Friday, September 26, 2008

Is Honesty on Iraq as Elusive as The Great Pumpkin?

Today's Washington Post editorial once again challenges Democratic Presidential nominee Barack Obama to update his Iraq position. While EPIC takes no position on candidates running for political office, we have a lot to say about the policy prescriptions (or lack thereof) of both the Republican and Democratic nominees. Where one party seems to be blind to U.S. shortcomings in Iraq and the region, the other seems to be blind to any progress.

What progress you ask?!

Yesterday EPIC Guest Blogger Reidar Visser wrote about the successful passage of a special election law in Iraq, which opens the door for next year’s provincial elections. Today the editors of the Washington Post write:
Iraq's parliament on Wednesday took another major step toward political stabilization. By a unanimous vote, the national legislature approved a plan for local elections in 14 of 18 provinces by early next year -- clearing the way for a new, more representative and more secular wave of politicians to take office. The legislation eliminates the party slate system that allowed religious authorities to dominate Iraq's previous elections, and it provides for women to hold 25 percent of seats. Most important, it will allow Sunni leaders who boycotted the 2005 provincial elections -- and who have since allied themselves with U.S. forces against al-Qaeda in Iraq -- to compete for political power in the provinces that were once the heartland of the insurgency.
While the U.S. media exaggerates Baghdad gridlock and sectarian politics in Iraq, in truth, the real contest for power in Iraq (as put forward by Sam Parker of USIP and other respected Iraq specialists) is between the powers that be (PTB) and the powers that aren’t (PTA). The passage of a special election law not only shows progress in negotiations between the rival factions of the PTB, but the growing political power and influence of the PTA. Unrepresented communities like Iraq’s tribal leaders (both Sunni and Shia), secular Iraqi professionals in Iraq’s urban centers, many Iraqis in rural areas, and minority communities such as Iraq's Chaldean and Assyrian Christians are demanding free and fair elections that give them a competitive chance of winning seats on Provincial Councils and eventually in the National Parliament.

Real representation from the grassroots up trumping sectarian (read: partisan) party lists and political insiders (dominated by former political exiles in the case of Iraq)? That’s change that both Americans and Iraqis can believe in.

At the same time, we’re all looking for more intellectual honesty and less knee-jerk partisan rhetoric. The McCain-Palin camp ought to offer more “straight talk” about U.S. shortcomings in Iraq and the region (especially surrounding the displacement and vulnerability of millions of Iraqis).
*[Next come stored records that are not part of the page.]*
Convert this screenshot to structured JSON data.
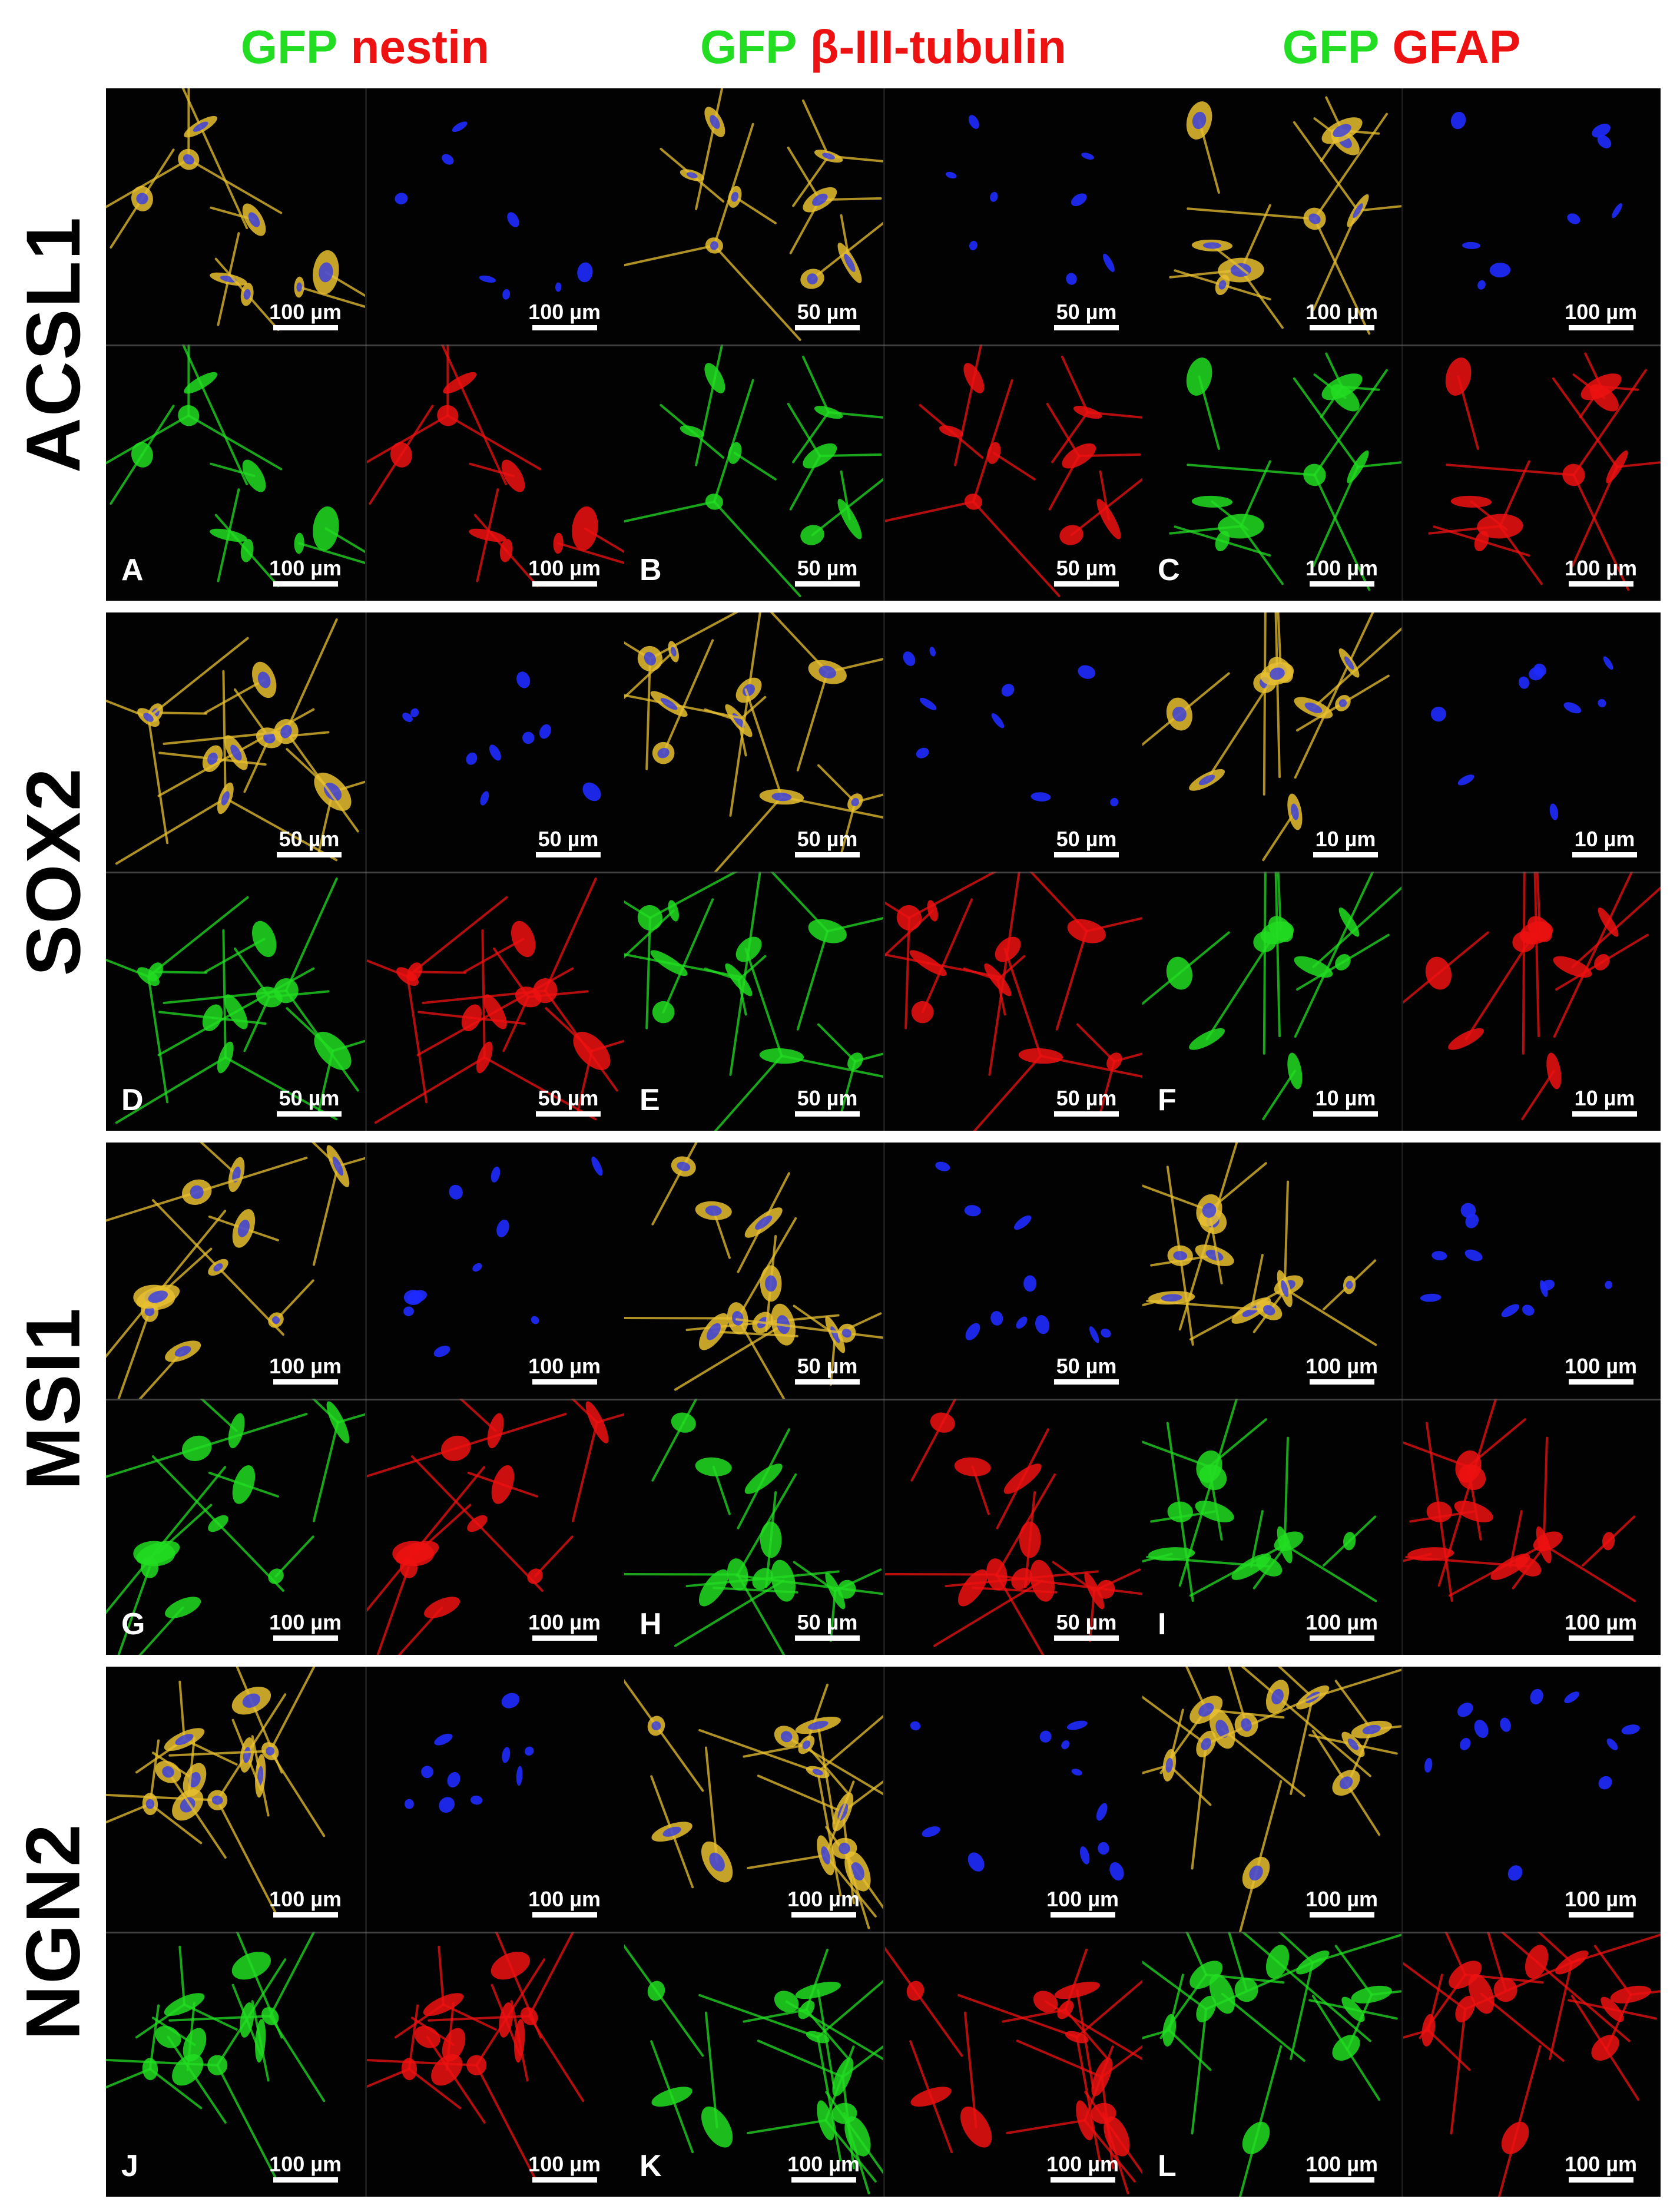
{
  "columns": [
    {
      "green": "GFP",
      "red": "nestin"
    },
    {
      "green": "GFP",
      "red": "β-III-tubulin"
    },
    {
      "green": "GFP",
      "red": "GFAP"
    }
  ],
  "rows": [
    {
      "label": "ACSL1"
    },
    {
      "label": "SOX2"
    },
    {
      "label": "MSI1"
    },
    {
      "label": "NGN2"
    }
  ],
  "panels": [
    {
      "letter": "A",
      "scales": [
        "100 µm",
        "100 µm",
        "100 µm",
        "100 µm"
      ]
    },
    {
      "letter": "B",
      "scales": [
        "50 µm",
        "50 µm",
        "50 µm",
        "50 µm"
      ]
    },
    {
      "letter": "C",
      "scales": [
        "100 µm",
        "100 µm",
        "100 µm",
        "100 µm"
      ]
    },
    {
      "letter": "D",
      "scales": [
        "50 µm",
        "50 µm",
        "50 µm",
        "50 µm"
      ]
    },
    {
      "letter": "E",
      "scales": [
        "50 µm",
        "50 µm",
        "50 µm",
        "50 µm"
      ]
    },
    {
      "letter": "F",
      "scales": [
        "10 µm",
        "10 µm",
        "10 µm",
        "10 µm"
      ]
    },
    {
      "letter": "G",
      "scales": [
        "100 µm",
        "100 µm",
        "100 µm",
        "100 µm"
      ]
    },
    {
      "letter": "H",
      "scales": [
        "50 µm",
        "50 µm",
        "50 µm",
        "50 µm"
      ]
    },
    {
      "letter": "I",
      "scales": [
        "100 µm",
        "100 µm",
        "100 µm",
        "100 µm"
      ]
    },
    {
      "letter": "J",
      "scales": [
        "100 µm",
        "100 µm",
        "100 µm",
        "100 µm"
      ]
    },
    {
      "letter": "K",
      "scales": [
        "100 µm",
        "100 µm",
        "100 µm",
        "100 µm"
      ]
    },
    {
      "letter": "L",
      "scales": [
        "100 µm",
        "100 µm",
        "100 µm",
        "100 µm"
      ]
    }
  ],
  "colors": {
    "gfp": "#22dd22",
    "marker": "#ee1111",
    "dapi": "#1f2bff",
    "merge": "#e8c030",
    "background": "#000000"
  }
}
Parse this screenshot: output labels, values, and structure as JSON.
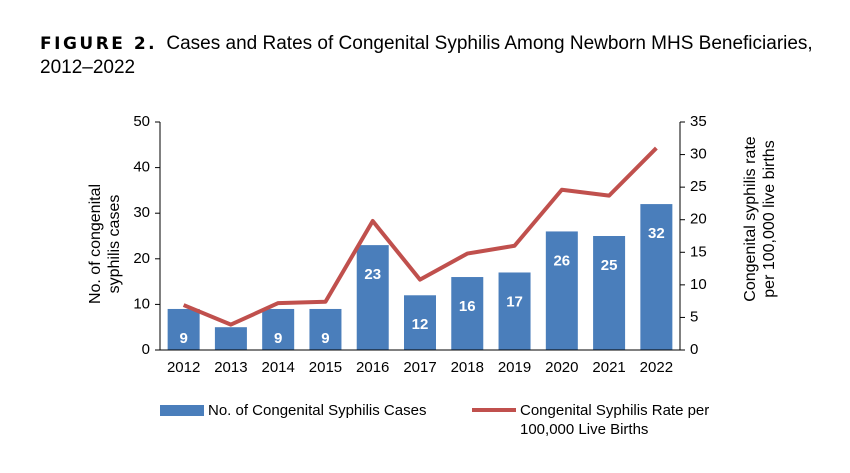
{
  "chart_data": {
    "type": "bar_line",
    "title_label": "FIGURE 2.",
    "title": "Cases and Rates of Congenital Syphilis Among Newborn MHS Beneficiaries, 2012–2022",
    "categories": [
      "2012",
      "2013",
      "2014",
      "2015",
      "2016",
      "2017",
      "2018",
      "2019",
      "2020",
      "2021",
      "2022"
    ],
    "series": [
      {
        "name": "No. of Congenital Syphilis Cases",
        "type": "bar",
        "color": "#4a7ebb",
        "values": [
          9,
          5,
          9,
          9,
          23,
          12,
          16,
          17,
          26,
          25,
          32
        ]
      },
      {
        "name": "Congenital Syphilis Rate per 100,000 Live Births",
        "type": "line",
        "axis": "y2",
        "color": "#c0504d",
        "values": [
          6.9,
          3.9,
          7.2,
          7.4,
          19.8,
          10.8,
          14.8,
          16.0,
          24.6,
          23.7,
          31.0
        ]
      }
    ],
    "y_label": "No. of congenital syphilis cases",
    "y2_label": "Congenital syphilis rate per 100,000 live births",
    "ylim": [
      0,
      50
    ],
    "yticks": [
      0,
      10,
      20,
      30,
      40,
      50
    ],
    "y2lim": [
      0,
      35
    ],
    "y2ticks": [
      0,
      5,
      10,
      15,
      20,
      25,
      30,
      35
    ],
    "grid": false,
    "legend": "bottom"
  }
}
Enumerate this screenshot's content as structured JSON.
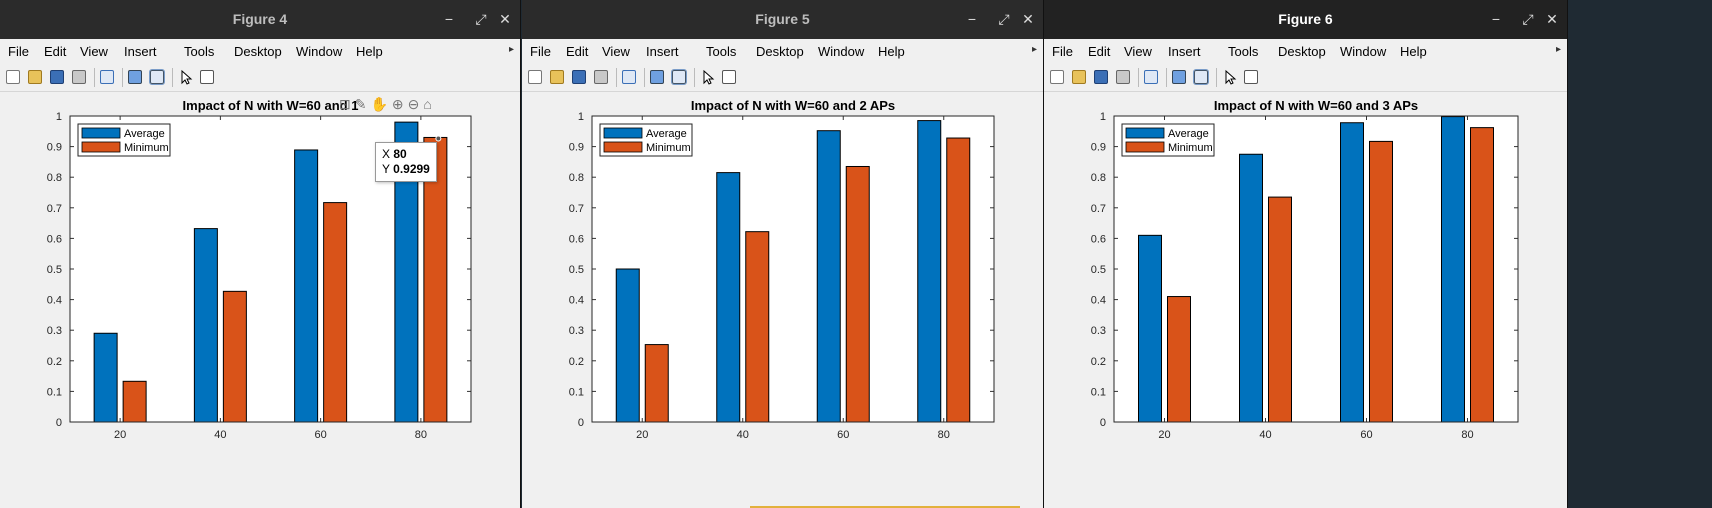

The Obama-Biden ticket ought to explain how their administration will withdraw U.S. forces in a way that leaves sustainable security and continuing political progress behind, and it's hard to do that without being honest and forthcoming about where U.S. efforts have done some good. The first candidate who breaks out of the partisan framing of the “Iraq issue” will be the first to look truly Presidential in the eyes of thoughtful American voters.

So here’s the hard-to-swallow pill that the Washington Post prescribes to Obama:
...it's now clear that the political progress that the Bush administration hoped would follow the surge of U.S. forces in Iraq has finally begun. How can the next president preserve that momentum? Democrat Barack Obama continues to argue that only the systematic withdrawal of U.S. combat units will force Iraqi leaders to compromise. Yet the empirical evidence of the past year suggests the opposite: that only the greater security produced and guaranteed by American troops allows a political environment in which legislative deals and free elections are feasible.
Indeed, it’s time for both sides to reckon with the realities of Iraq no matter how inconvenient to old partisan narratives. Do that and you’ll be offering change we all can believe in.